Kuperberg, who serves as the program’s director, said there is nothing else like Teen Impact.
“It’s designed specifically for teenagers,” she said. “It’s hard enough sometimes to be a teen and be worried about exams and prom and where you’re going to go to college. A teen with cancer is now faced with chemotherapy, cancer and maybe surgery. It’s a very difficult stage of life to be faced with all these challenges.”
Kuperberg, who has a doctoral degree in social work from the University of Southern California, has been working at Children’s Hospital for 33 years. Her career there began when she was hired to run a training program to assist parents in coping with their children’s cancer diagnoses. After realizing that there was nothing specifically for teens, she decided to create Teen Impact.
“The challenges they face are so unique, and there needed to be something just for them,” Kuperberg said.
A total of 7,000 families over the past 25 years have participated in Teen Impact. According to Kuperberg, about 25 percent of its members are receiving or have received treatment at other hospitals.
In addition to meetings, the program — which relies solely on donations and grants — sponsors open mics, dinners, art and relaxation workshops, and karate and yoga lessons. There are adventure therapy retreats, where members go to ski, raft, sail and participate in other fun activities. Counselors and mentors, who were in the program before, offer guidance and assistance.
Crane, now 22, still pops in on meetings. He is healthy and wants to create sound effects for movies professionally. Reflecting back on his diagnosis in middle school and then his transition to high school, he said, “It was really rough for me. I lost a bunch of friends. But at Teen Impact, I gained a lot of friends.”
The program gave him hope by showing him how things could turn out.
“When I started going, there were many older people [in the stage] I’m in now,” he said. “They were on the leaving end of it. They had gone through it since they were in high school, and they knew exactly what issues I was dealing with. They helped me out.”
Kuperberg said that she and her co-workers — Betty Gonzalez-Morkos, clinical director of programs; Octavio Zavala, a leukemia survivor and program administrator; and licensed clinical psychologist Michael Wolkenfeld — do more than help patients cope.
“We help them survive,” she said. “Expressing feelings and not feeling alone are tremendous benefits. If someone is isolated and not able to express deeper feelings, it interferes with adjustment. It’s important to have peer support.”
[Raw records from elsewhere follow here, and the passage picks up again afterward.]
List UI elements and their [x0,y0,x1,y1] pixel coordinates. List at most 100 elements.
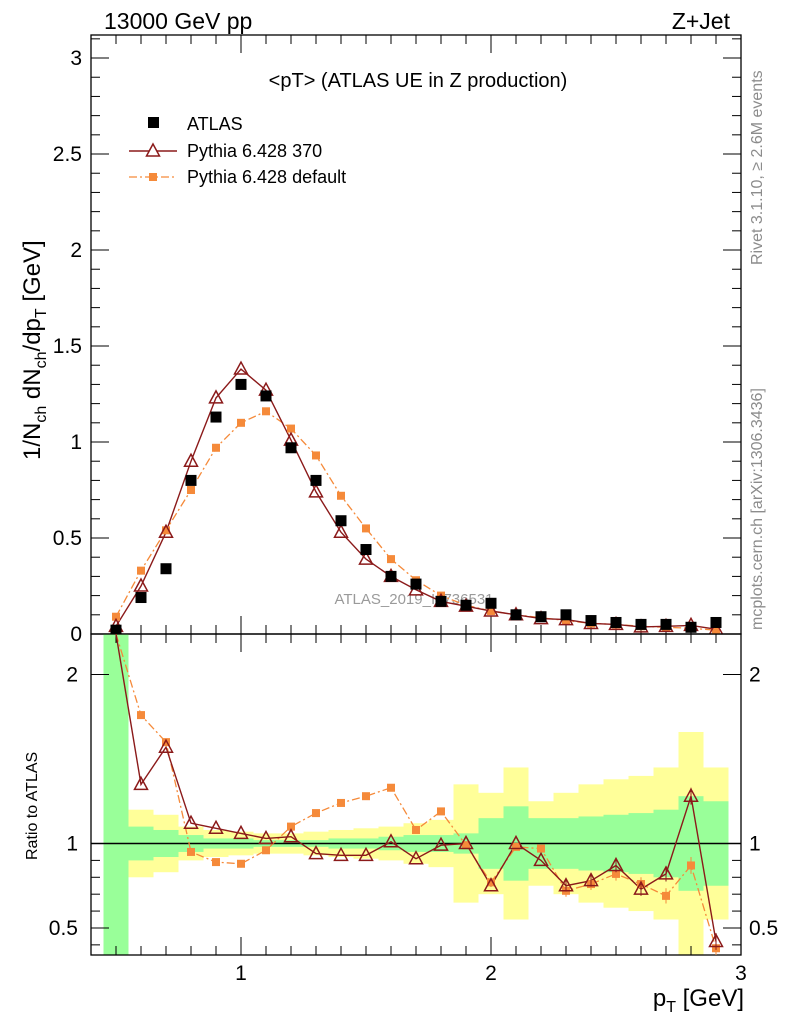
ratio-370-point [558,877,574,892]
atlas-point [560,609,572,621]
ratio-default-point [612,869,620,878]
ratio-370-point [183,814,199,829]
ratio-default-point [662,891,670,900]
atlas-point [235,378,247,390]
ratio-y-tick-label-right: 1 [749,832,761,855]
atlas-point [210,411,222,423]
ratio-default-point [262,846,270,855]
pythia-default-point [187,486,195,495]
ratio-370-point [383,833,399,848]
legend-atlas-marker [148,117,159,128]
x-tick-label: 3 [735,962,747,985]
pythia-default-point [487,606,495,615]
rivet-label: Rivet 3.1.10, ≥ 2.6M events [749,70,766,265]
pythia-370-point [483,602,499,617]
ratio-370-point [408,850,424,865]
ratio-370-point [233,824,249,840]
atlas-point [660,618,672,630]
pythia-370-point [358,550,374,565]
ratio-370-point [608,856,624,872]
x-axis-label: pT [GeV] [653,985,744,1016]
ratio-370-point [358,846,374,862]
ratio-default-point [287,822,295,831]
ratio-370-point [708,932,724,948]
atlas-point [610,616,622,628]
ratio-default-point [412,825,420,834]
pythia-default-point [137,566,145,575]
pythia-370-point [708,620,724,634]
atlas-point [160,563,172,575]
ratio-default-point [337,798,345,807]
ratio-default-point [487,878,495,887]
main-panel: 0 0.5 1 1.5 2 2.5 3 <pT> (ATLAS UE in Z product… [53,34,742,646]
pythia-default-point [362,524,370,533]
pythia-370-point [133,577,149,592]
pythia-default-point [262,407,270,416]
ratio-default-point [187,847,195,856]
atlas-point [285,442,297,454]
ratio-370-point [133,775,149,791]
ratio-370-point [533,851,549,867]
ratio-default-point [362,792,370,801]
ratio-y-tick-label-right: 0.5 [749,917,778,940]
legend: ATLAS Pythia 6.428 370 Pythia 6.428 defaul… [129,114,346,187]
ratio-panel: 1 2 30.5 0.51 12 2 [49,633,778,985]
atlas-point [685,621,697,633]
pythia-370-point [333,523,349,538]
y-axis-label-main: 1/Nch dNch/dpT [GeV] [19,240,50,460]
atlas-point [460,599,472,611]
y-tick-label: 3 [70,47,82,70]
ratio-default-point [312,809,320,818]
ratio-370-point [658,865,674,880]
pythia-default-point [112,612,120,621]
atlas-point [510,609,522,621]
atlas-point [485,597,497,609]
pythia-370-line [115,368,717,630]
ratio-default-point [212,858,220,867]
ratio-y-tick-label-right: 2 [749,664,761,687]
ratio-default-point [437,807,445,816]
atlas-point [410,578,422,590]
atlas-point [635,618,647,630]
chart-title: <pT> (ATLAS UE in Z production) [269,70,568,92]
y-tick-label: 0 [70,623,82,646]
pythia-default-point [237,418,245,427]
main-data [108,360,724,634]
ratio-default-point [537,844,545,853]
y-tick-label: 0.5 [53,527,82,550]
ratio-370-point [508,834,524,850]
pythia-370-point [208,389,224,404]
pythia-default-point [312,451,320,460]
atlas-point [110,624,122,634]
ratio-default-point [387,783,395,792]
atlas-point [260,390,272,402]
ratio-y-tick-label: 2 [66,664,78,687]
atlas-point [135,592,147,604]
y-tick-label: 1 [70,431,82,454]
atlas-point [585,615,597,627]
pythia-370-point [308,483,324,498]
pythia-default-point [337,491,345,500]
ratio-y-tick-label: 1 [66,832,78,855]
pythia-370-point [158,523,174,538]
ratio-370-point [208,819,224,835]
ratio-default-point [237,859,245,868]
energy-label: 13000 GeV pp [104,8,252,34]
ratio-370-point [458,834,474,850]
ratio-default-point [137,711,145,720]
pythia-default-point [562,616,570,625]
stat-band [103,634,129,955]
pythia-default-point [712,626,720,634]
x-tick-label: 1 [235,962,247,985]
ratio-y-tick-label: 0.5 [49,917,78,940]
ratio-370-point [333,846,349,862]
ratio-370-point [158,738,174,753]
pythia-default-point [212,443,220,452]
atlas-point [360,544,372,556]
ratio-370-point [433,836,449,851]
ratio-370-point [308,845,324,860]
process-label: Z+Jet [672,8,731,34]
atlas-point [335,515,347,527]
pythia-default-point [162,526,170,535]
The next mission for Kuperberg and her team is to reach out to teenagers undergoing bone marrow treatments, who are in complete isolation for up to three months at a time. The program, which allows these patients to tune in to meetings and talk to peers via video chat, is expected to launch in September.
All of this is important because the consequences of cancer echo long after the disease has been treated. Kaitz said that teens, who are starting a journey into young adulthood, are forever sidetracked by their illnesses.
“This is a great program to not only give teens an emotional home but a footing,” she said.
And her son will always be grateful.
“When you get sick, people make you feel like an outsider, but Teen Impact brings you in,” he said. “They are a family because they all recognize what you’re going through, and you’re not going through it alone.”